The negative feelings about herself have not disappeared entirely. She has good days. She has bad days.
However, she said, “I now have the tools to know how to aid my feelings.”
Niki said she tries to surround herself with people who recognize what she is going through. She tries to push off those people who feed her “toxic energy.”
Media imagery does make it tough for Niki as it does for other women who don’t fit the size 0, 5’8” template of a model.
“Growing up I never saw my body type in media representation especially in a positive way,” said Niki. “I remember most notably going to Victoria’s Secret and seeing that none of these models look like me I must not be pretty or sexy.”
Now, she said, she realizes this way of thinking is wrong.
She tries to provide other women, who don’t fill the Victoria’s Secret mode, with representation of someone who looks like her.
Niki said she now places less weight on the opinions of others when it comes to her appearance.

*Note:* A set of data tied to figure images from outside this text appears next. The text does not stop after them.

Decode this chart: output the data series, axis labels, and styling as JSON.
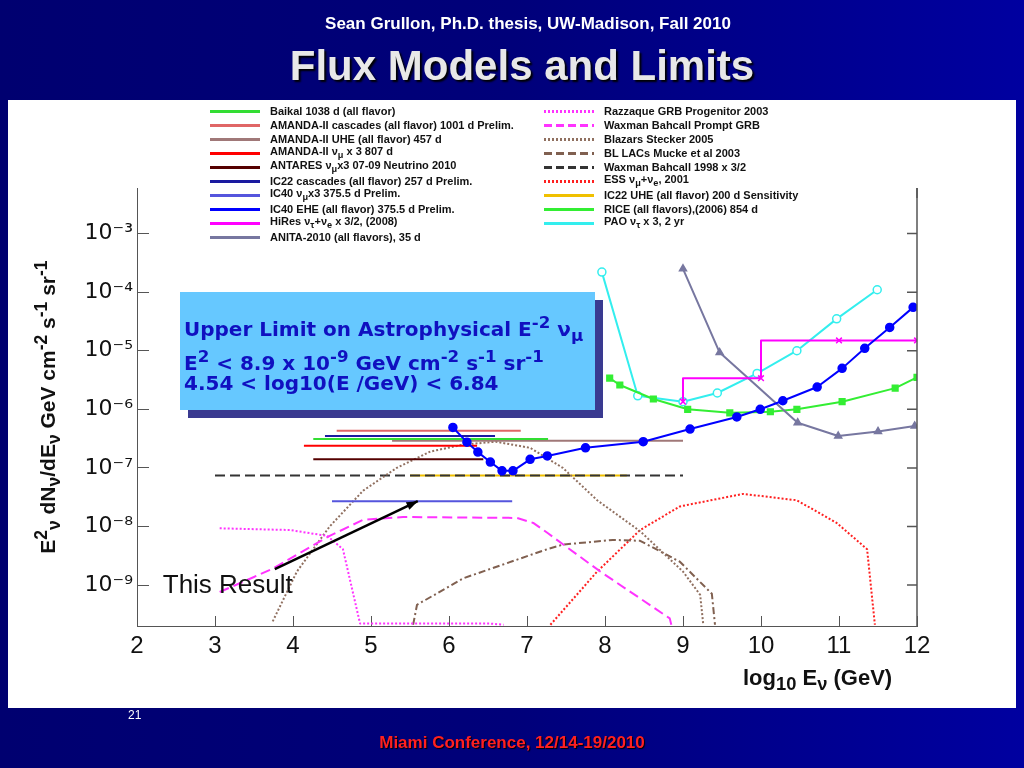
{
  "chart_data": {
    "type": "line",
    "title": "Flux Models and Limits",
    "subtitle": "Sean Grullon, Ph.D. thesis, UW-Madison, Fall 2010",
    "xlabel": "log$_{10}$ E$_{ν}$ (GeV)",
    "ylabel": "E$^{2}$$_{ν}$ dN$_{ν}$/dE$_{ν}$ GeV cm$^{-2}$ s$^{-1}$ sr$^{-1}$",
    "xlim": [
      2,
      12
    ],
    "xticks": [
      2,
      3,
      4,
      5,
      6,
      7,
      8,
      9,
      10,
      11,
      12
    ],
    "ylim": [
      2e-10,
      0.006
    ],
    "yticks": [
      {
        "value": 1e-09,
        "label": "10⁻⁹"
      },
      {
        "value": 1e-08,
        "label": "10⁻⁸"
      },
      {
        "value": 1e-07,
        "label": "10⁻⁷"
      },
      {
        "value": 1e-06,
        "label": "10⁻⁶"
      },
      {
        "value": 1e-05,
        "label": "10⁻⁵"
      },
      {
        "value": 0.0001,
        "label": "10⁻⁴"
      },
      {
        "value": 0.001,
        "label": "10⁻³"
      }
    ],
    "log": "y",
    "grid": false,
    "legend": "top",
    "annotations": [
      "Upper Limit on Astrophysical E$^{-2}$ ν$_{μ}$",
      "E$^{2}$  < 8.9 x 10$^{-9}$ GeV cm$^{-2}$ s$^{-1}$ sr$^{-1}$",
      "4.54 < log10(E /GeV) < 6.84",
      {
        "text": "This Result",
        "x": 5.6,
        "y": 2.7e-08
      },
      "Miami Conference, 12/14-19/2010",
      "21"
    ],
    "series": [
      {
        "name": "Baikal 1038 d (all flavor)",
        "color": "#33dd33",
        "x": [
          4.26,
          7.27
        ],
        "values": [
          3.1e-07,
          3.1e-07
        ]
      },
      {
        "name": "AMANDA-II cascades (all flavor) 1001 d Prelim.",
        "color": "#e06666",
        "x": [
          4.56,
          6.92
        ],
        "values": [
          4.3e-07,
          4.3e-07
        ]
      },
      {
        "name": "AMANDA-II UHE (all flavor) 457 d",
        "color": "#a07878",
        "x": [
          5.27,
          9.0
        ],
        "values": [
          2.9e-07,
          2.9e-07
        ]
      },
      {
        "name": "AMANDA-II ν$_{μ}$ x 3 807 d",
        "color": "#ff0000",
        "x": [
          4.14,
          6.36
        ],
        "values": [
          2.4e-07,
          2.4e-07
        ]
      },
      {
        "name": "ANTARES ν$_{μ}$x3 07-09 Neutrino 2010",
        "color": "#550000",
        "x": [
          4.26,
          6.44
        ],
        "values": [
          1.4e-07,
          1.4e-07
        ]
      },
      {
        "name": "IC22 cascades (all flavor) 257 d Prelim.",
        "color": "#1a1aa0",
        "x": [
          4.41,
          6.59
        ],
        "values": [
          3.5e-07,
          3.5e-07
        ]
      },
      {
        "name": "IC40 ν$_{μ}$x3 375.5 d Prelim.",
        "color": "#5555dd",
        "x": [
          4.5,
          6.81
        ],
        "values": [
          2.7e-08,
          2.7e-08
        ]
      },
      {
        "name": "IC40 EHE  (all flavor) 375.5 d Prelim.",
        "color": "#0000ff",
        "marker": "circle",
        "x": [
          6.05,
          6.23,
          6.37,
          6.53,
          6.68,
          6.82,
          7.04,
          7.26,
          7.75,
          8.49,
          9.09,
          9.69,
          9.99,
          10.28,
          10.72,
          11.04,
          11.33,
          11.65,
          11.95
        ],
        "values": [
          4.9e-07,
          2.75e-07,
          1.86e-07,
          1.26e-07,
          8.9e-08,
          8.9e-08,
          1.4e-07,
          1.6e-07,
          2.2e-07,
          2.8e-07,
          4.6e-07,
          7.4e-07,
          1e-06,
          1.4e-06,
          2.4e-06,
          5e-06,
          1.1e-05,
          2.5e-05,
          5.5e-05
        ]
      },
      {
        "name": "HiRes ν$_{τ}$+ν$_{e}$ x 3/2, (2008)",
        "color": "#ff00ff",
        "type": "step",
        "marker": "cross",
        "x": [
          9,
          10,
          11,
          12
        ],
        "values": [
          1.35e-06,
          3.4e-06,
          1.5e-05,
          1.5e-05
        ]
      },
      {
        "name": "ANITA-2010 (all flavors), 35 d",
        "color": "#7777a0",
        "marker": "triangle",
        "x": [
          9.0,
          9.47,
          10.47,
          10.99,
          11.5,
          11.97
        ],
        "values": [
          0.00025,
          9.3e-06,
          5.9e-07,
          3.5e-07,
          4.2e-07,
          5.2e-07
        ]
      },
      {
        "name": "Razzaque GRB Progenitor 2003",
        "color": "#ff33ff",
        "line_style": "dotted",
        "x": [
          3.06,
          3.96,
          4.44,
          4.64,
          4.86,
          6.53,
          6.7
        ],
        "values": [
          9.3e-09,
          8.7e-09,
          6.9e-09,
          4.1e-09,
          2.2e-10,
          2.2e-10,
          2.1e-10
        ]
      },
      {
        "name": "Waxman Bahcall Prompt GRB",
        "color": "#ff33ff",
        "line_style": "dashed",
        "x": [
          3.06,
          3.74,
          4.47,
          4.9,
          5.41,
          6.87,
          7.08,
          7.26,
          7.94,
          8.83,
          8.85
        ],
        "values": [
          7.6e-10,
          1.9e-09,
          6.9e-09,
          1.3e-08,
          1.45e-08,
          1.4e-08,
          1.15e-08,
          7.8e-09,
          1.7e-09,
          2.7e-10,
          2.1e-10
        ]
      },
      {
        "name": "Blazars Stecker 2005",
        "color": "#907060",
        "line_style": "dotted",
        "x": [
          3.74,
          4.05,
          4.47,
          4.9,
          5.33,
          5.76,
          6.18,
          6.6,
          7.04,
          7.46,
          7.9,
          8.45,
          9.0,
          9.22,
          9.26
        ],
        "values": [
          2.4e-10,
          1.7e-09,
          1e-08,
          4.1e-08,
          1e-07,
          1.9e-07,
          2.5e-07,
          2.8e-07,
          2.2e-07,
          1e-07,
          2.8e-08,
          8.3e-09,
          1.7e-09,
          6.8e-10,
          2.1e-10
        ]
      },
      {
        "name": "BL LACs Mucke et al 2003",
        "color": "#806050",
        "line_style": "dashdot",
        "x": [
          5.54,
          5.59,
          6.18,
          7.26,
          7.46,
          8.1,
          8.45,
          8.96,
          9.37,
          9.41
        ],
        "values": [
          2.1e-10,
          4.6e-10,
          1.3e-09,
          4.1e-09,
          4.9e-09,
          5.9e-09,
          5.7e-09,
          2.5e-09,
          7.1e-10,
          2.1e-10
        ]
      },
      {
        "name": "Waxman Bahcall 1998 x 3/2",
        "color": "#333333",
        "line_style": "dashed",
        "x": [
          3.0,
          9.0
        ],
        "values": [
          7.4e-08,
          7.4e-08
        ]
      },
      {
        "name": "ESS ν$_{μ}$+ν$_{e}$, 2001",
        "color": "#ff2020",
        "line_style": "dotted",
        "x": [
          7.3,
          7.9,
          8.45,
          8.96,
          9.77,
          10.46,
          10.97,
          11.36,
          11.46
        ],
        "values": [
          2.1e-10,
          1.7e-09,
          8.7e-09,
          2.2e-08,
          3.6e-08,
          2.8e-08,
          1.15e-08,
          4.1e-09,
          2.1e-10
        ]
      },
      {
        "name": "IC22 UHE  (all flavor) 200 d Sensitivity",
        "color": "#f0c000",
        "x": [
          5.5,
          8.28
        ],
        "values": [
          7.4e-08,
          7.4e-08
        ]
      },
      {
        "name": "RICE (all flavors),(2006) 854 d",
        "color": "#33ee33",
        "marker": "square",
        "x": [
          8.06,
          8.19,
          8.62,
          9.06,
          9.6,
          10.12,
          10.46,
          11.04,
          11.72,
          12.0
        ],
        "values": [
          3.4e-06,
          2.6e-06,
          1.5e-06,
          1e-06,
          8.7e-07,
          9.1e-07,
          1e-06,
          1.35e-06,
          2.3e-06,
          3.5e-06
        ]
      },
      {
        "name": "PAO ν$_{τ}$ x 3, 2 yr",
        "color": "#33eeee",
        "marker": "circle",
        "x": [
          7.96,
          8.42,
          9.0,
          9.44,
          9.95,
          10.46,
          10.97,
          11.49
        ],
        "values": [
          0.00022,
          1.7e-06,
          1.35e-06,
          1.9e-06,
          4.1e-06,
          1e-05,
          3.5e-05,
          0.00011
        ]
      }
    ]
  }
}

“I fully stopped caring about not showing my cellulite or my stretch marks or my acne,” said Niki. “I’m no longer scared that people are going think I’m not feminine enough or not perfect enough or not skinny enough.”
“I am Niki.”
To others who are struggling as she has struggled, Niki said, “I think my biggest advice would be to educate yourself on how you’re feeling.”
“Once you can categorize it and put a name to (the struggle) you’re going to feel so much better,” said Niki.
But, Niki said, “It’s an everyday battle and for most of us it never ends.
“So,” she said, “fall in love with yourself, fall in love with your life, and be the main character of a story you would want to read.”